CHICAGO (Reuters) - An improving global economy could help food, restaurant and beverage companies start to sell more sodas, sandwiches and suds.
But it could also bring back some of the issues from a couple of years ago, including higher commodity prices, greater demand in developing countries that pulls on finite supply of crops, and a rekindling of the debate over whether crops should be used for food or for energy.
Those are likely to be key topics as food and beverage executives and farm industry experts attend the Reuters Food and Agriculture Summit in Chicago and Asia, March 15-18, with representatives from agribusiness giant Cargill Inc CARG.UL, brewer Molson Coors Brewing Co (TAP.N) and fertilizer maker CF Industries Holdings Inc (CF.N) among those participating.
“They’ll probably be talking about the world food need issue, primarily from India and China, and of course the overall economy and what that could mean for demand here in the United States,” said Rich Nelson, analyst with Allendale Inc.
After a run to record highs in 2008, the worst economic slump in decades kept a lid on grain prices last year. But a healthier economic picture was expected to reignite demand in 2010.
U.S. farmers harvested record-large corn and soybean crops in 2009 and South American farmers are currently harvesting their largest-ever soybean crop and a near-record corn crop.
Wheat production in the United States and several other major suppliers was expected to decline this year following huge crops in each of the past two years.
Biofuels like corn-based ethanol and biodiesel made from soybean oil will also be in the spotlight in 2010, as producers await key decisions on higher ethanol blend rates and tax credit extensions needed to keep biofuels competitive with fossil fuels.

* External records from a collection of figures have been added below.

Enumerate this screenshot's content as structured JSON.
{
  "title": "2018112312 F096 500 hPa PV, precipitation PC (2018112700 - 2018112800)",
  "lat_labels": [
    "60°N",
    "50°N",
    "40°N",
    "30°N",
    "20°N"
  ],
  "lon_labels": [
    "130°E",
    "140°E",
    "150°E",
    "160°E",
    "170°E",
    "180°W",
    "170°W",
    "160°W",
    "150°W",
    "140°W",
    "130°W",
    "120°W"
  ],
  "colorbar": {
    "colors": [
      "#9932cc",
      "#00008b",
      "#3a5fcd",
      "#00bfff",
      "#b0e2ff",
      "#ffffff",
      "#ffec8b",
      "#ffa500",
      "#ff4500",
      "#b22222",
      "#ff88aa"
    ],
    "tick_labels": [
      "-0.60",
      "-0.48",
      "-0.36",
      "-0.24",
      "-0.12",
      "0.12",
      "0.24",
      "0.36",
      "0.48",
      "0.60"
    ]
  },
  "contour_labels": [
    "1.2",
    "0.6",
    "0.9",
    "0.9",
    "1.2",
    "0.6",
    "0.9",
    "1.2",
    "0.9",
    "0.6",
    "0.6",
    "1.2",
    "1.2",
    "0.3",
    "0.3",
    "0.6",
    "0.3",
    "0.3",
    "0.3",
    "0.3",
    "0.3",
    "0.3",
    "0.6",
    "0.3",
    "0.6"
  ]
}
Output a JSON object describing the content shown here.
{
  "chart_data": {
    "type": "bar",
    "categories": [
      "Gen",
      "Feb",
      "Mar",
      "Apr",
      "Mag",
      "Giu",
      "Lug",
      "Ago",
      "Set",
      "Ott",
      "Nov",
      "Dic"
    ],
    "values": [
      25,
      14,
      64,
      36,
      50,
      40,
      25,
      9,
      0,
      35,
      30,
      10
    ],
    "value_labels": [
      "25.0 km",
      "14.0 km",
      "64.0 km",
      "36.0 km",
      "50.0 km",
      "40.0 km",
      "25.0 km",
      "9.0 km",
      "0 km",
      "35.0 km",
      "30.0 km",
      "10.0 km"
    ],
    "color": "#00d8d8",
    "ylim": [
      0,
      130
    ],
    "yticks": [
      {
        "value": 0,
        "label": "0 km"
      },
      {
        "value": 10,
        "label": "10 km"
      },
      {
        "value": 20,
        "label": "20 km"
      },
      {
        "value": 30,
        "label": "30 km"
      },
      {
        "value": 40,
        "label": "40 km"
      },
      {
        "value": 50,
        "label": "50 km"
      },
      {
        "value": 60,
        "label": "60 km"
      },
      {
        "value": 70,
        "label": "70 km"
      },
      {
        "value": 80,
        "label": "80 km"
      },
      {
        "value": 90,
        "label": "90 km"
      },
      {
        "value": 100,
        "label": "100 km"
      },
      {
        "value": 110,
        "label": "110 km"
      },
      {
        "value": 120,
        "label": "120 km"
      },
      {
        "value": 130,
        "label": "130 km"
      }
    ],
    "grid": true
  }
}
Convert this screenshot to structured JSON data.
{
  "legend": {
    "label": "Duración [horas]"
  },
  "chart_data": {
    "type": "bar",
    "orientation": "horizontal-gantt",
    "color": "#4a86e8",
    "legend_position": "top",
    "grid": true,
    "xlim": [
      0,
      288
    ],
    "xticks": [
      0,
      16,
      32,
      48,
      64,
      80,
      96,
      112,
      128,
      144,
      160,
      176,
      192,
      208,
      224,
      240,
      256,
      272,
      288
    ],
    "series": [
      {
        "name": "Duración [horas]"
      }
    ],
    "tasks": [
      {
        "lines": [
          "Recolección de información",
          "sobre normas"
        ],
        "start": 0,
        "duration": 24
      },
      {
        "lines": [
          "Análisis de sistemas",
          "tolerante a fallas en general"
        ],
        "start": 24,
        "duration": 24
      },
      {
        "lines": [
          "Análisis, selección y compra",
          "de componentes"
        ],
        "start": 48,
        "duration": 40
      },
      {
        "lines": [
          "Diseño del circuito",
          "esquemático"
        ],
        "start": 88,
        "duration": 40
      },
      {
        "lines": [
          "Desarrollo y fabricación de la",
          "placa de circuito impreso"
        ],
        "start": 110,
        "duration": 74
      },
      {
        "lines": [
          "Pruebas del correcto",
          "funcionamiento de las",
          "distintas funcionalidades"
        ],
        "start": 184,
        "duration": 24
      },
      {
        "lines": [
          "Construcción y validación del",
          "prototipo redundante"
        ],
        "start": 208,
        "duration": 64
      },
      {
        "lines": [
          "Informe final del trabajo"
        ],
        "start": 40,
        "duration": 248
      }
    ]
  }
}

Meanwhile, commodities markets will continue to attract money flow from investment funds and others seeking a natural hedge against inflation.
“We would expect to see investment funds continue to pour into commodities in 2010. I think this year you’ll see more of the pension funds -- the last bastion of Wall Street which has been stuck mostly in stocks and bonds. That could be where most of the brand new money comes from,” Nelson said.
More demand for commodities will likely drive costs for items like corn, wheat and energy higher for food makers. Most food company executives have said that they expect commodity inflation to return in 2010, but not to reach the levels that were seen in 2008.
Companies were able to raise prices then in order to counter some of that inflation. But with the economic recovery in a fledgling state, manufacturers have been more prone to offer promotional discounts to spur sales volume and are not likely to be able to raise prices any time soon.
“You’ve got a recovering economy, albeit slow, and you’ve got shoppers that are continuing to be nervous and will not return to spending levels of the 2006-2007 era for quite some time,” said Ken Harris, CEO of consulting firm Kantar Retail U.S.
Many beverage makers have said it will be difficult to increase prices this year, and are instead hoping to drive revenue growth with volume gains.
There is also renewed chatter of mergers in the space, given PepsiCo Inc’s PEP.N recent purchase of its two largest bottlers and Coca-Cola Co’s (KO.N) plan to buy its largest bottler’s North American operations.
One of the potential beneficiaries of these moves is Dr Pepper Snapple Group Inc (DPS.N), which received a $900 million payment from PepsiCo to let it continue to distribute Dr Pepper Snapple brands, which include 7UP, Sunkist, A&W and Canada Dry. Analysts expect Coke will eventually pay Dr Pepper something similar.
Dr Pepper, whose CEO, Larry Young, is one of the summit guests, plans to use some of that money to pay down debt. Its board also authorized the repurchase of an additional $800 million in shares. The company, whose wide portfolio of flavored sodas has helped it in the downturn, forecast 2010 earnings of $2.27 to $2.35 per share on sales expected to rise 3 to 5 percent.
For 2009, Dr Pepper’s first full year as an independent company, it earned $2.17 per share on net sales that fell 3 percent, hurt by no longer distributing Hansen Natural Corp HANS.O drinks and by currency exchange rates. Excluding those items, 2009 sales rose 2 percent.